I am at a hospital in Erie, Pa. I am interested in knowing if other Pennsylvania facilities are requiring a consent for PICC insertions.
Please respond if the doctors are obtaining consents for PICC insertions at your Pa faciliity. If they are obtaining these consents, it is a facility regulation or a state regulation? I appreciate your help.
We obtain a nursing consent for our PICC insertions at Chester County Hospital, West Chester, PA. This consent is obtained by the vascular access nurses. This document remains as a part of the medical record. In a summary the consent is stating that the patient knows the ill effects of the procedure, and other vascular access options.
PA law mandates that the Physician must obtain consent (explaining indications, procedure, potential complications and alternatives) for a PICC insertion. The nurse can wittness the signature as with any other "informed" consent.
How can there be such variations in interpretation of the law by 2 nurses from the same state?
Lynn Hadaway, M.Ed., RN, NPD-BC, CRNI
Lynn Hadaway Associates, Inc.
PO Box 10
Milner, GA 30257
Website http://www.hadawayassociates.com
Office Phone 770-358-7861
In Pa. we always obtained our own consents. How could a physician describe fully a procedure he has nothing to do with?. If a Vascular Access Nurse does the procedure than the Vascular Access nurse gets the consent.
Jack
About 7 yrs ago DOH came into the hospital where I was employed and pulled our PICC consent. At that time we were placing the ordering physician's name on the consent and we obtained and signed the consent as the nurse performing the procedure. They told us that we had to have the physician sign the consent. We argued that the physician only ordered the procedure and we were the one doing the procedure and we should obtain and sign the consent.
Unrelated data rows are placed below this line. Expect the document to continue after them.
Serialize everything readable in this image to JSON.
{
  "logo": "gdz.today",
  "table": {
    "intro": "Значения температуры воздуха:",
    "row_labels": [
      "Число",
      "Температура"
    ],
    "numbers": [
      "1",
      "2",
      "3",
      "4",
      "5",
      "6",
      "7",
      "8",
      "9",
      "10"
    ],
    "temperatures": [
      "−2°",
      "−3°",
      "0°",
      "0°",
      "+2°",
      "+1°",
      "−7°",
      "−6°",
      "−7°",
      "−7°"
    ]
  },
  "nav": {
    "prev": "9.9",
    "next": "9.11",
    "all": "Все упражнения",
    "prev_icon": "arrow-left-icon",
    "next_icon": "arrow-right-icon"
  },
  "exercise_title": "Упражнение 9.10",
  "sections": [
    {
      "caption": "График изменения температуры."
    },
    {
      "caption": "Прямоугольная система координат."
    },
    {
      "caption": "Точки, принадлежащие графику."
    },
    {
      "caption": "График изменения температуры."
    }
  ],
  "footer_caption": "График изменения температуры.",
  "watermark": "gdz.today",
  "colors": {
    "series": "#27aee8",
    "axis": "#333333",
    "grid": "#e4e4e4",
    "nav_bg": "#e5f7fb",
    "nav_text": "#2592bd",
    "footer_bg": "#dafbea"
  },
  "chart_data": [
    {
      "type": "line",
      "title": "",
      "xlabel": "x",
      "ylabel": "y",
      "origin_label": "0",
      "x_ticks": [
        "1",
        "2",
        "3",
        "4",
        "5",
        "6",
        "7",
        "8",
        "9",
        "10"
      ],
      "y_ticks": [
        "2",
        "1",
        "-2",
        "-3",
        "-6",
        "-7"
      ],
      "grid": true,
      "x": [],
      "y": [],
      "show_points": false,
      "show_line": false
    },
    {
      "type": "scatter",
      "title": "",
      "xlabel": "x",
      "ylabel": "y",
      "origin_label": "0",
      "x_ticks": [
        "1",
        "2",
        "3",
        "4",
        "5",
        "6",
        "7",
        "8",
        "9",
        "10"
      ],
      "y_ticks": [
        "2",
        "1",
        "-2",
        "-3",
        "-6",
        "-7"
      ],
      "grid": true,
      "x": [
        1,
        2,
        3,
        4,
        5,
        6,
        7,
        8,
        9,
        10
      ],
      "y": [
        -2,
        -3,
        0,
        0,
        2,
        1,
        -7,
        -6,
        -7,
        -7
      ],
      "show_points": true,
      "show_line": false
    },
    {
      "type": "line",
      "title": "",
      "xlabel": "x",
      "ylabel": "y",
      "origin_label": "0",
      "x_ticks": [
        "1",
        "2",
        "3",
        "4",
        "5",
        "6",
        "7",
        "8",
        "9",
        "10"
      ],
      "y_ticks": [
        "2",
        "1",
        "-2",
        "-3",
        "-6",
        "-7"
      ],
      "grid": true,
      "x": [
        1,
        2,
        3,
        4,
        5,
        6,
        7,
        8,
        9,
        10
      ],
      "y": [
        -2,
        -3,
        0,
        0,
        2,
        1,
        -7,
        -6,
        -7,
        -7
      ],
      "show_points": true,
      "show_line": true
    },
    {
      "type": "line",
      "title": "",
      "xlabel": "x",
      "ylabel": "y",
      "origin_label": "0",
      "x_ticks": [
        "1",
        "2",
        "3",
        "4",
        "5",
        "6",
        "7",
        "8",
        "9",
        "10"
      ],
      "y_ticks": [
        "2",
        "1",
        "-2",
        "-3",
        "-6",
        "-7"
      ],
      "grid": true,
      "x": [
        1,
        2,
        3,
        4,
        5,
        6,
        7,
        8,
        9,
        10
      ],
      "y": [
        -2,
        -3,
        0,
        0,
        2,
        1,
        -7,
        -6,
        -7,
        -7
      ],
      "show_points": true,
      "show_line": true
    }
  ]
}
We then changed the consent to meet DOH. Two years later DOH came back and questioned why we were not signing the consent since we, the PICC nurses were inserting the PICC. So once again paperwork was changed to meet their standard and thus the physicians were happy.
I now work in a different hospital in PA and we obtain the consent as the inserting nurse.
Margaret
I work in a Delaware hospital. Our PICC consent has two parts. The first part explains that the physician has discussed the procedure with the patient/patient representative and must be signed by the ordering physician. The second part says that the patient gives consent for the PICC nurse to insert the PICC and is signed by the nurse doing the procedure.
TLTHNG
I would suggest you go to the source for this information, rather than this forum. Find out from your Board of Nursing, they decide what needs consent for nursing procedures and who needs to get it. If they tell you "it is up to the hospital" then you need to ask your Legal or Risk management department in your hospital how they want it handled. Good luck.